La société, la culture, l'Eglise des Pères n'enseigne pas que la morale, la culture, la pratique des commandements est le but, la finalité de la vie chrétienne ; mais que ce but est la vision de Dieu, de la gloire incréée de Dieu qui s'est manifestée aux Prophètes, aux Apôtres -lesquels ont reçu ce don dans toute la plénitude dont l’homme soit capable- et aux saints qui, de génération en génération, par la purification et l'illumination divine, se sont rendus dignes de monter sur le Sinaï spirituel, et de s'unir ainsi à Dieu.
Le Synodicon de l'orthodoxie est ici la charte de la véritable patristique qui dit : «Comme les prophètes ont vu, comme les Apôtres ont prêché, comme l'Eglise a reçu, comme les docteurs ont dogmatisé et comme l'univers a cru ; comme la grâce a brillé, comme la vérité a été démontrée et comme l'erreur a été dissipée ; comme la Sagesse a déclaré et comme le Christ a décerné la victoire : ainsi nous pensons, ainsi nous disons, ainsi nous proclamons3». Il s'agit donc d'une même expérience. Les Pères ont dogmatisé ce qu'ils ont vu et touché spirituellement, le Sauveur, le Christ, le Verbe de Dieu. Les Prophètes L'ont vu asarkos, sans la chair, avant son Incarnation ; les Apôtres et les saints L'ont vu dans la chair, lorsqu'Il l'eut revêtue dans le sein de la Vierge.
C'est cette expérience de la gloire incréée commune au Christ, au Père et au Saint Esprit, cette expérience de l'énergie incréée de Dieu que les Pères transmettent de génération en génération, de Père spirituel en fils spirituel. La transmission se fait le plus souvent de façon orale, mais certains pères ont voulu laisser à leurs enfants les mots qui décrivent, rappellent, témoignent de cette expérience.
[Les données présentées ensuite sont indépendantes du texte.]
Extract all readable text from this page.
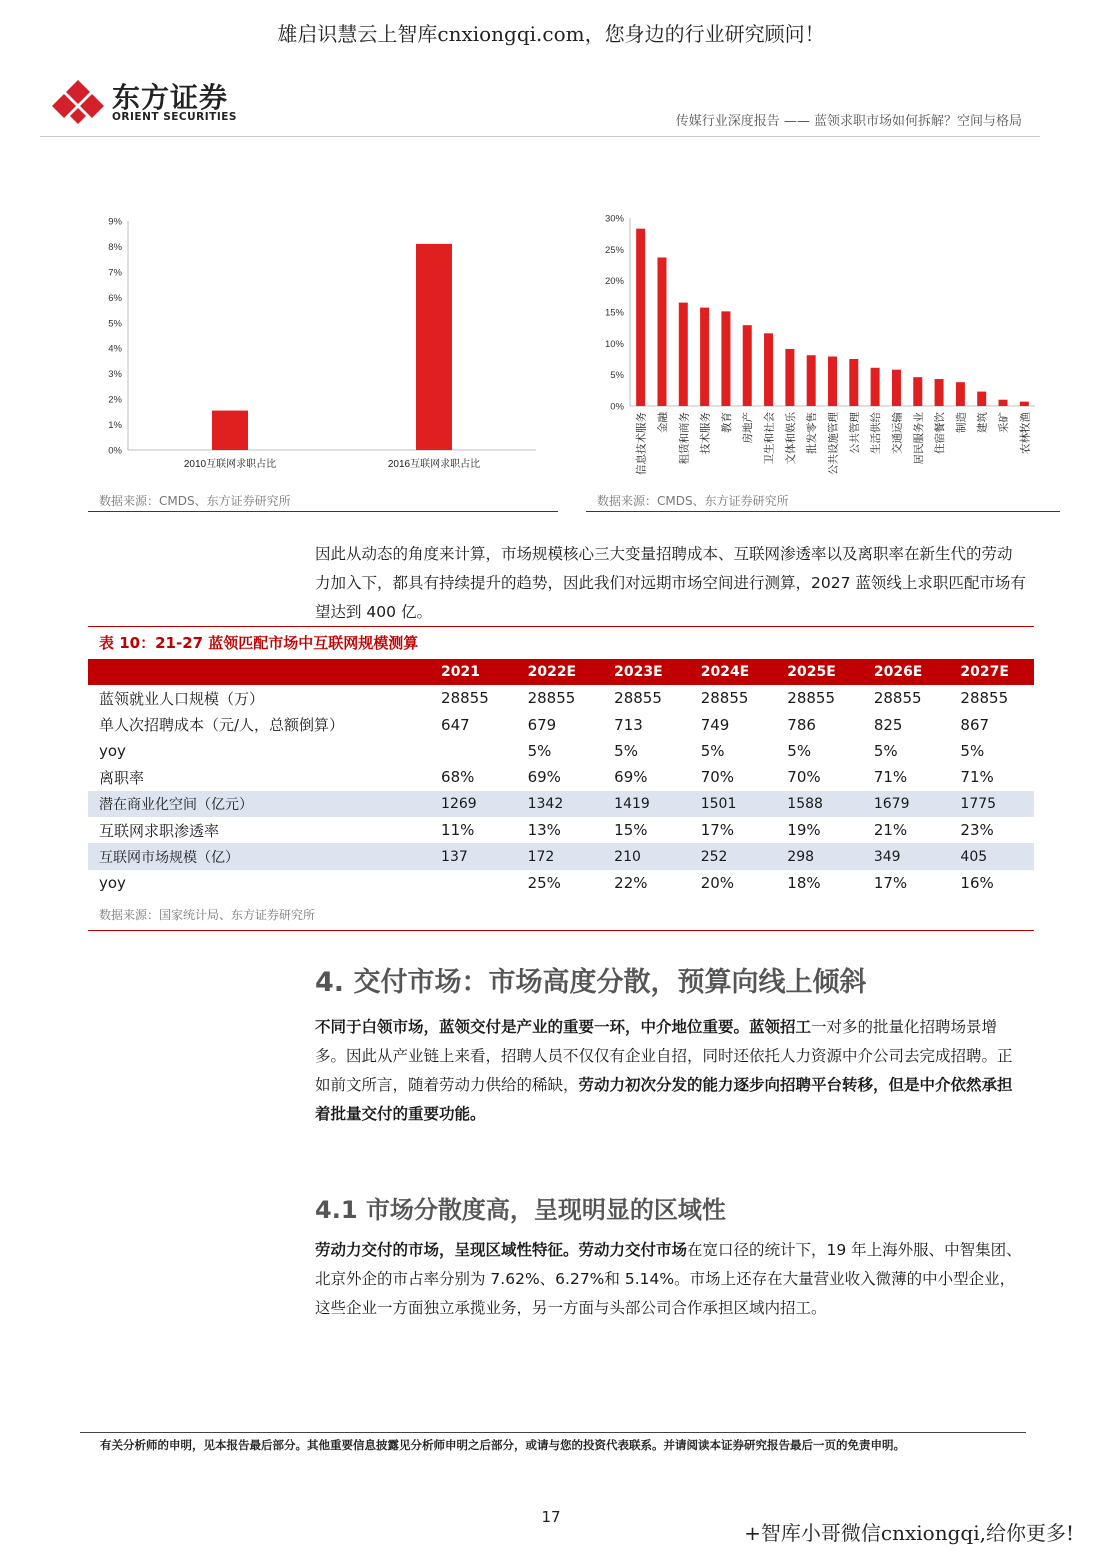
雄启识慧云上智库cnxiongqi.com，您身边的行业研究顾问！
东方证券
ORIENT SECURITIES	传媒行业深度报告 —— 蓝领求职市场如何拆解？空间与格局
0%
1%
2%
3%
4%
5%
6%
7%
8%
9%
2010互联网求职占比	2016互联网求职占比
数据来源：CMDS、东方证券研究所
0%
5%
10%
15%
20%
25%
30%
信息技术服务 金融 租赁和商务 技术服务 教育 房地产 卫生和社会 文体和娱乐 批发零售 公共设施管理 公共管理 生活供给 交通运输 居民服务业 住宿餐饮 制造 建筑 采矿 农林牧渔
数据来源：CMDS、东方证券研究所
因此从动态的角度来计算，市场规模核心三大变量招聘成本、互联网渗透率以及离职率在新生代的劳动力加入下，都具有持续提升的趋势，因此我们对远期市场空间进行测算，2027 蓝领线上求职匹配市场有望达到 400 亿。
表 10：21-27 蓝领匹配市场中互联网规模测算
	2021	2022E	2023E	2024E	2025E	2026E	2027E
蓝领就业人口规模（万）	28855	28855	28855	28855	28855	28855	28855
单人次招聘成本（元/人，总额倒算）	647	679	713	749	786	825	867
yoy		5%	5%	5%	5%	5%	5%
离职率	68%	69%	69%	70%	70%	71%	71%
潜在商业化空间（亿元）	1269	1342	1419	1501	1588	1679	1775
互联网求职渗透率	11%	13%	15%	17%	19%	21%	23%
互联网市场规模（亿）	137	172	210	252	298	349	405
yoy		25%	22%	20%	18%	17%	16%
数据来源：国家统计局、东方证券研究所
4. 交付市场：市场高度分散，预算向线上倾斜
不同于白领市场，蓝领交付是产业的重要一环，中介地位重要。蓝领招工一对多的批量化招聘场景增多。因此从产业链上来看，招聘人员不仅仅有企业自招，同时还依托人力资源中介公司去完成招聘。正如前文所言，随着劳动力供给的稀缺，劳动力初次分发的能力逐步向招聘平台转移，但是中介依然承担着批量交付的重要功能。
4.1 市场分散度高，呈现明显的区域性
劳动力交付的市场，呈现区域性特征。劳动力交付市场在宽口径的统计下，19 年上海外服、中智集团、北京外企的市占率分别为 7.62%、6.27%和 5.14%。市场上还存在大量营业收入微薄的中小型企业，这些企业一方面独立承揽业务，另一方面与头部公司合作承担区域内招工。
有关分析师的申明，见本报告最后部分。其他重要信息披露见分析师申明之后部分，或请与您的投资代表联系。并请阅读本证券研究报告最后一页的免责申明。
17
+智库小哥微信cnxiongqi,给你更多!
Cependant, les mots ne sont pas l'expérience elle-même, qui est au-delà de tout ce qui est discursif -et que le langage ne désigne que d'une façon antinomique. Ainsi saint Grégoire de Nysse donne-t-il Moïse comme le modèle du théologien et décrit de façon antinomique cette expérience de la gloire de Dieu : «Il s’enfonce toujours plus avant... jusqu’à l’invisible et à l’inconnaissable et là, il voit Dieu. Car c’est là qu’existe la vraie connaissance de Celui qu’il désire et la vraie vision consiste à ne pas voir, parce que l’objet de son désir transcende toute connaissance, isolé de tout côté par son incompréhensibilité comme par une ténèbre4». Seuls les Pères peuvent parler véritablement de cette expérience à laquelle les mots créés renvoient. Certes, celui qui s'applique, dans l'Eglise, à se purifier, peut s'adonner à la lecture des écrits des Pères, mais il n'est pas un «père». En tout cas, le vrai sens de la «patristique» suppose l'enracinement dans la vie de l'Eglise, dans la prière, dans la pratique des commandements, dans la confession effective de la foi5. Malheureusement, le terme «patristique» a fini par désigner autre chose, et il est devenu une restriction à l'égard de la théologie.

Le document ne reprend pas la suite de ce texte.